Another case worth mentioning is when $n$ is an odd prime; in this case, any subgroup containing more than one reflection, or a reflection and a (non-trivial) rotation, is the entire group, which limits the possibilities for subgroups.
For a more complete analysis, see: https://in.answers.yahoo.com/question/index?qid=20091014113730AA7KJDt
John Smith Kyon, your idea is very good.
If we remove all unnecessary things from your reasoning,
we get a solution to our problem.
It looks something like this.
Let $n$ be odd and let $N$ be a normal subgroup in $D_n$ of order $2m$.
Step 0.
We know that $I=\{s,sr,\ldots,r^{n-1}\}$ is
a complete list of all elements of order $2$ of group $D_n$.
Step 1.
Since $N$ is of even order, we get $N\cap I\neq\varnothing$.
Let $sr^k\in N$.
Step 2.
Since $N$ is a normal subgroup of $D_n$, then
$$
r^t(sr^k)r^{-t}=sr^{k-2t}\in N \hbox{ for all $t\in\mathbb{Z}$}.
$$
Step 3.
Since $n$ is odd, we obtain that the set
$$
\{k-2t\mid t=0,1,\ldots,n-1\}
$$
is a complete residue system modulo $n$.
It follows that $I\subset N$. So $N=D_n$.
Best Answer
The index $2$ suggestion works, but you can also show this directly. One can check that the generators $R$ and $F$ of the dihedral group conform to the rule $RF = FR^{-1}$. From this, we see that any element in $D_n$ can be written as $R^jF^k$ where $0 \leq j \leq n-1$ and $0 \leq k \leq 1$.
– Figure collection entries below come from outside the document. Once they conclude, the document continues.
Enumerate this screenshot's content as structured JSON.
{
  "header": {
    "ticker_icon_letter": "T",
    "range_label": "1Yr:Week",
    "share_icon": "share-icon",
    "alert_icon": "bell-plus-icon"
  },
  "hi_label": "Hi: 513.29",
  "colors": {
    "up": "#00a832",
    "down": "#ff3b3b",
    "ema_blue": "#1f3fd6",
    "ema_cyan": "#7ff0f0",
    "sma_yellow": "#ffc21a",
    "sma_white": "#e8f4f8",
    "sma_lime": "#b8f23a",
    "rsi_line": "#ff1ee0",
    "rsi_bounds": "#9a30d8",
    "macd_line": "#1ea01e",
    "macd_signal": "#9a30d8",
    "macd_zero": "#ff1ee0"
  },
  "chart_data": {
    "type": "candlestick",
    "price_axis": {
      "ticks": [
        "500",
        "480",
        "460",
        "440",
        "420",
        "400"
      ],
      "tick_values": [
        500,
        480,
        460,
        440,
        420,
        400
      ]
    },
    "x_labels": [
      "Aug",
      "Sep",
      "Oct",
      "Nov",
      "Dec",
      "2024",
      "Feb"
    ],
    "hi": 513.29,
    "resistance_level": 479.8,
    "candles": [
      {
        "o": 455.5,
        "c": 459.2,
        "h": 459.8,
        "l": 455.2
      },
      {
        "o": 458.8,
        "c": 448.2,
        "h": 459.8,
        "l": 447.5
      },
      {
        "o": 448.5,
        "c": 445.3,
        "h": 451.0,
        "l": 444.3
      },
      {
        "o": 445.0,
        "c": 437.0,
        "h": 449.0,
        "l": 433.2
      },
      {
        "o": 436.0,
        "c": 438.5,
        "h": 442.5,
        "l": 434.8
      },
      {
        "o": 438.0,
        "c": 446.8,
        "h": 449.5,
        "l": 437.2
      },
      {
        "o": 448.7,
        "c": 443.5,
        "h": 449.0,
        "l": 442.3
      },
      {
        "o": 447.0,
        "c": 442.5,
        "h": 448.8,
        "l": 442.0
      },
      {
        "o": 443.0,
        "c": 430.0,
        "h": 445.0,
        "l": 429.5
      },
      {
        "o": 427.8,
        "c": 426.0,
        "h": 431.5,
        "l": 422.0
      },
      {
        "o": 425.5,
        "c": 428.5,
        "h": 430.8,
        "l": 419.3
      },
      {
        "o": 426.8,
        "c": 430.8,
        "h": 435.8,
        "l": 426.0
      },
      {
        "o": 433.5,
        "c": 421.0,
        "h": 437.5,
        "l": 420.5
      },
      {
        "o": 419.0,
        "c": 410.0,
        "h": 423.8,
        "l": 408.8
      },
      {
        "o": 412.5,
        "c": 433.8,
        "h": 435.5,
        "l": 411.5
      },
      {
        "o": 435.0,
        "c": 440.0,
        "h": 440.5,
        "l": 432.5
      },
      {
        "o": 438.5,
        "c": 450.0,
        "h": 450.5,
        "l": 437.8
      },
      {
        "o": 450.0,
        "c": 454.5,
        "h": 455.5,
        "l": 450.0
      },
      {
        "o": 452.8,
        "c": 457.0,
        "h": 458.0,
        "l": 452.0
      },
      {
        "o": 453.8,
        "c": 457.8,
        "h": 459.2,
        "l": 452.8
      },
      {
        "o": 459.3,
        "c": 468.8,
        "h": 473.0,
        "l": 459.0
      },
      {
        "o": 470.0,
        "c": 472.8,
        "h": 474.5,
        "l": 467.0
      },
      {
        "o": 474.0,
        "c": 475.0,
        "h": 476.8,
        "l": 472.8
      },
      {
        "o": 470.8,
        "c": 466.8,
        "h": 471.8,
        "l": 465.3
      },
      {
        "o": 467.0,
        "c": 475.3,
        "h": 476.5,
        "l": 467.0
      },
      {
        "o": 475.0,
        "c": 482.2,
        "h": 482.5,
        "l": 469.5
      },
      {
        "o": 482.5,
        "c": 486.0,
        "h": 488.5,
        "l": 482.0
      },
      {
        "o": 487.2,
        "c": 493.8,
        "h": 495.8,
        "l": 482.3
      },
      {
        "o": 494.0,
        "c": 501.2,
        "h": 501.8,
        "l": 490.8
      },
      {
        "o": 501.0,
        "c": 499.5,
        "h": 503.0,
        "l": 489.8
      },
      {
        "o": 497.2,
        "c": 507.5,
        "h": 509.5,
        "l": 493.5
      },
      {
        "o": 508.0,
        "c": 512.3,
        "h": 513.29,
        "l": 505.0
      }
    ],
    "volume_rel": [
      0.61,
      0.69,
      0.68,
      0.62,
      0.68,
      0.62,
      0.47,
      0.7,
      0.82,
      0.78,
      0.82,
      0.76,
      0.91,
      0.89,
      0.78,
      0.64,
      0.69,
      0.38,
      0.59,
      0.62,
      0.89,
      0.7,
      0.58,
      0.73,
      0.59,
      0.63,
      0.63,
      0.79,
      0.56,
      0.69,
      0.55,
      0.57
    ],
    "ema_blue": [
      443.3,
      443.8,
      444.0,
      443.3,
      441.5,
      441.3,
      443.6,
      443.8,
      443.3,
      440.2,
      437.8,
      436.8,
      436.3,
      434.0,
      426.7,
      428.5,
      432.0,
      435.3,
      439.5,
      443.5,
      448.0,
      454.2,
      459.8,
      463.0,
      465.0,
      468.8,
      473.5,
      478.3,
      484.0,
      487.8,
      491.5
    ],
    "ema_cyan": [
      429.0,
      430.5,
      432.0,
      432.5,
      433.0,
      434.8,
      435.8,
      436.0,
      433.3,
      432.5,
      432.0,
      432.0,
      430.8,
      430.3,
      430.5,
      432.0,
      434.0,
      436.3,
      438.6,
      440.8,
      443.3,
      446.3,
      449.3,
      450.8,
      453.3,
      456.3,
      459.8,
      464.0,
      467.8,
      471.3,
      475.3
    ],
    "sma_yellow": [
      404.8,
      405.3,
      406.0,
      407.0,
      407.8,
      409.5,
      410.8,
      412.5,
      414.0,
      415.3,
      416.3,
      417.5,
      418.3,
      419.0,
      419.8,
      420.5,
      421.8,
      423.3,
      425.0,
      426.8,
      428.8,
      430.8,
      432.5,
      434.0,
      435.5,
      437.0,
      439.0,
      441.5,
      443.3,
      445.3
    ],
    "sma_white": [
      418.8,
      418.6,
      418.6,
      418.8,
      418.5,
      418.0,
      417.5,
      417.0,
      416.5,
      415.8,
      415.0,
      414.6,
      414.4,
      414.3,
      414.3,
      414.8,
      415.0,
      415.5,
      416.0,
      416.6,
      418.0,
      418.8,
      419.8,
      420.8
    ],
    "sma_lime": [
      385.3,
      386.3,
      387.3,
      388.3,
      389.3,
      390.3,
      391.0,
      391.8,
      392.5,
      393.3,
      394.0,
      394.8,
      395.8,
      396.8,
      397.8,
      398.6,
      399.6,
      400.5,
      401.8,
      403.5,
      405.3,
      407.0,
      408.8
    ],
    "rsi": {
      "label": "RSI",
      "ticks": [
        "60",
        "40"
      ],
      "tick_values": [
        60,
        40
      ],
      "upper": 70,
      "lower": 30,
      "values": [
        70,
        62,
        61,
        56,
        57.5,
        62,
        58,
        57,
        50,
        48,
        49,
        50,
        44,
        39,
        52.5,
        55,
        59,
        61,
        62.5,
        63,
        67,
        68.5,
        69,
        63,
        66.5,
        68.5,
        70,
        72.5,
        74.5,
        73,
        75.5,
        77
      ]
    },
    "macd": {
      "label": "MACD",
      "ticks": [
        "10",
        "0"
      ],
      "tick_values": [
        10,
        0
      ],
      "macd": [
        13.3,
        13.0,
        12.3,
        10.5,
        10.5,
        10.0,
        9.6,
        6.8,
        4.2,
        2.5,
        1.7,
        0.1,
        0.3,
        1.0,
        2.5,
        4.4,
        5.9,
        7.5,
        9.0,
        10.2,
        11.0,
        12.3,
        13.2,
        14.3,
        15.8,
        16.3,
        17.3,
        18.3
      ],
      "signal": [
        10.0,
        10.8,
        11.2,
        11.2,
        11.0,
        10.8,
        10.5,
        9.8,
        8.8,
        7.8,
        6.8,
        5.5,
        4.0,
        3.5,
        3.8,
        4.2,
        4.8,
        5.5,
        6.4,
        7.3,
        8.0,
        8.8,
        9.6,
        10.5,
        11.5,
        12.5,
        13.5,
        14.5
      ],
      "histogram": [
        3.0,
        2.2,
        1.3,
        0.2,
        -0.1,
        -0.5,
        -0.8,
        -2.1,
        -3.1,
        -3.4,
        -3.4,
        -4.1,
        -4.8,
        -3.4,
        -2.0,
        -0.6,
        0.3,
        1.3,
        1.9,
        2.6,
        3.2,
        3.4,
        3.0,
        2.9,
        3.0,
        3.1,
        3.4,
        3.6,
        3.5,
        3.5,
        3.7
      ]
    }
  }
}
A subgroup $N \leq G$ is normal whenever, given any $n \in N$ and $g \in G$, we have $gng^{-1} \in N$. In this case, any element of the rotation subgroup looks like $R^m$ for $1 \leq m \leq n-1$. Considering any arbitrary element $R^jF^k$ of $D_n$, we just need to show that $(R^jF^k)R^m(R^jF^k)^{-1} \in \langle R \rangle$. Clearly this is true if $k=0$, so assume $k=1$. Now look to the helpful rule in the first paragraph to conclude that this is indeed an element of $\langle R \rangle$.